# Lumiz G1



## jordanogrady (Sep 13, 2008)

http://www.panasonic.co.uk/html/en_GB/1567142/index.html

Been looking at this section of the forum for quite some time now, and I love photography, I have a canon SLR camera but dont use it to its full ability, I basically leave it on auto focus and just walk round pointing and shooting, it's basically a holiday camera, and i'm quite happy with the shots that I get from it.

I also have a compact fuji camera that I use for my digital shots...

But my thing is..... should I spend a little bit more money and get rid of the SLR and sswap it for something like the G1, will I be able to get some really nice pictures with it? I tried to do some of the night shots with my compact but I only have about a 4 second shutter speed (slowest setting) so the effect wasnt that good!

Suppose i'm saying is the G1 any good for a beginner to get into digital SLR stuff??

Jordan

EDIT TYPO IN TITLE! LIMIX not LUMIZ hahaha


----------



## jordanogrady (Sep 13, 2008)

Anyone?


----------



## Dave^ (Mar 22, 2007)

personally, i think you'd be better off spending the money on a 'proper dSLR' or even saving yourself some money and buying a new or used d40/d60 or similar.....


----------



## jordanogrady (Sep 13, 2008)

Dave^ said:


> personally, i think you'd be better off spending the money on a 'proper dSLR' or even saving yourself some money and buying a new or used d40/d60 or similar.....
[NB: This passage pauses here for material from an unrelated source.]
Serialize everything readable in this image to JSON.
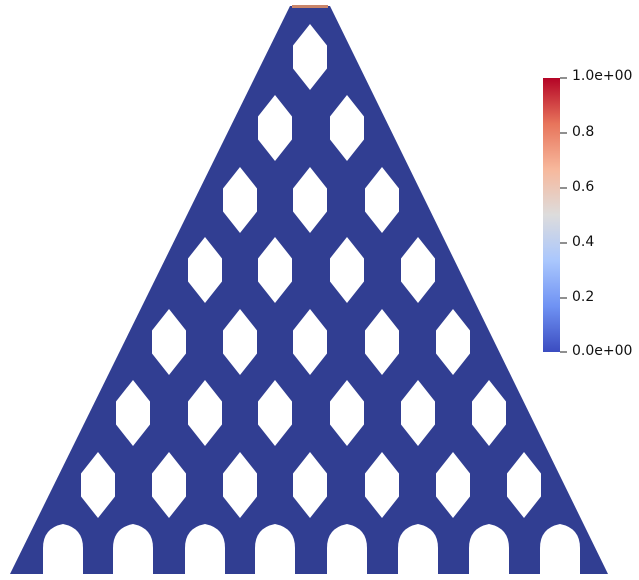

Cheers mate, I dont know anything about DSLR's and i'm a :newbie: to them! I'm normally a point and shoot!

Jordan


----------



## Dave^ (Mar 22, 2007)

i bought a D40 a couple of months ago....

i've taken some great shots, all in 'auto' mode :lol:


there's loads of 'which dslr' threads, nothing's **********, you'll read them all and still be indecisive!!! just pick the one you like best and go from there.... i don't think there's such a thing as a bad one.....

if you know anyone else who has one locally, have a play with theirs (and try their camera too :lol: ) as see if you like it.... the added bonus is if you get one from the same manufacturer, you can borrow/swap lenses :thumb:


----------



## jordanogrady (Sep 13, 2008)

Dave^ said:


> i bought a D40 a couple of months ago....
> 
> i've taken some great shots, all in 'auto' mode :lol:
> 
> ...


Thanks for that info mate, I guess its one of those common questions, sorry for asking, i'll have a search round, cant afford one just yet anyway!

Jordan


----------



## Dave^ (Mar 22, 2007)

jordanogrady said:


> Thanks for that info mate, I guess its one of those common questions, sorry for asking, i'll have a search round, cant afford one just yet anyway!
> 
> Jordan


it's a very common question, but one that never gets answered!!! :thumb:


----------



## smalltrees (May 7, 2009)

*Buying any camera...*

it is a very personal thing... walk-in to the store, to hold it, feel it, touch it... does it make you "want" to shoot, or look for the instruction book... all DSLR's will do the same thing, some just make it easier...

The G1, is a four thirds camera, designed around the sensor, not the sensor pushed into a body... it is smaller than most all others, depending on your hand size, this could be a positive...

again... hold it, feel it, listen to it... find the camera that tells you to shoot more...

and a last comment... try not to listen to the salesman, he is more concerned about the sale, than a camera that matches your needs...


----------



## Dave^ (Mar 22, 2007)

smalltrees said:


> it is a very personal thing... walk-in to the store, to hold it, feel it, touch it... does it make you "want" to shoot, or look for the instruction book...


thought for a minute you were talking about guns.... :thumb:


----------



## jordanogrady (Sep 13, 2008)

Thanks for your comments guys!


----------